# why does my hamster pee on me whenever i get her out?



## Cassies-mum (Jul 22, 2009)

im starting to hate taking her out because the smell is so hard to get rid of ! shes been doing it for about 6 months, shes very tame, handled for 20 mins every day, always has been, shes about a year old
any ideas?


----------



## Flissy (Jul 27, 2009)

Cassies-mum said:


> im starting to hate taking her out because the smell is so hard to get rid of ! shes been doing it for about 6 months, shes very tame, handled for 20 mins every day, always has been, shes about a year old
> any ideas?


I don't know if this would work... but could you maybe try putting her in some sort of plastic dish as soon as u get her out? Sausage always pees in his ball as soon as I put him in it, it's really annoying! So I am going to try putting him in something plastic (as hamsters seem to like weeing in plastic things... or is that just my hamster lol ) before the ball to make him pee in that instead 

I haven't tried it yet as he's not with me so I don't know if it would work for you or not but its just an idea


----------



## ....zoe.... (Jul 8, 2009)

Flissy said:


> I don't know if this would work... but could you maybe try putting her in some sort of plastic dish as soon as u get her out? Sausage always pees in his ball as soon as I put him in it, it's really annoying!
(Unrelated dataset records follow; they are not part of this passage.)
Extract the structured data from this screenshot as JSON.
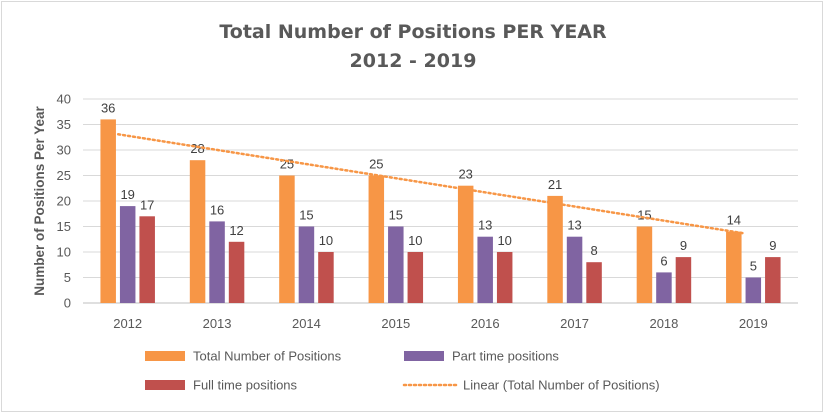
{
  "chart_data": {
    "type": "bar",
    "title_line1": "Total Number of Positions PER YEAR",
    "title_line2": "2012 - 2019",
    "ylabel": "Number of Positions Per Year",
    "ylim": [
      0,
      40
    ],
    "yticks": [
      "0",
      "5",
      "10",
      "15",
      "20",
      "25",
      "30",
      "35",
      "40"
    ],
    "categories": [
      "2012",
      "2013",
      "2014",
      "2015",
      "2016",
      "2017",
      "2018",
      "2019"
    ],
    "series": [
      {
        "name": "Total Number of Positions",
        "color": "#f79646",
        "values": [
          36,
          28,
          25,
          25,
          23,
          21,
          15,
          14
        ]
      },
      {
        "name": "Part time positions",
        "color": "#8064a2",
        "values": [
          19,
          16,
          15,
          15,
          13,
          13,
          6,
          5
        ]
      },
      {
        "name": "Full time positions",
        "color": "#c0504d",
        "values": [
          17,
          12,
          10,
          10,
          10,
          8,
          9,
          9
        ]
      }
    ],
    "trendline": {
      "name": "Linear (Total Number of Positions)",
      "color": "#f79646",
      "style": "dotted",
      "of_series": "Total Number of Positions"
    },
    "grid": true,
    "legend_position": "bottom"
  }
}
So I am going to try putting him in something plastic (as hamsters seem to like weeing in plastic things... or is that just my hamster lol ) before the ball to make him pee in that instead
> 
> I haven't tried it yet as he's not with me so I don't know if it would work for you or not but its just an idea


do you rub your hands in his bedding before you take him out ??

as he may be scent marking you by peeing on you


----------



## EmzieAngel (Apr 22, 2009)

In the 10 years I've owned hamsters, they've never peed on me lol.
x


----------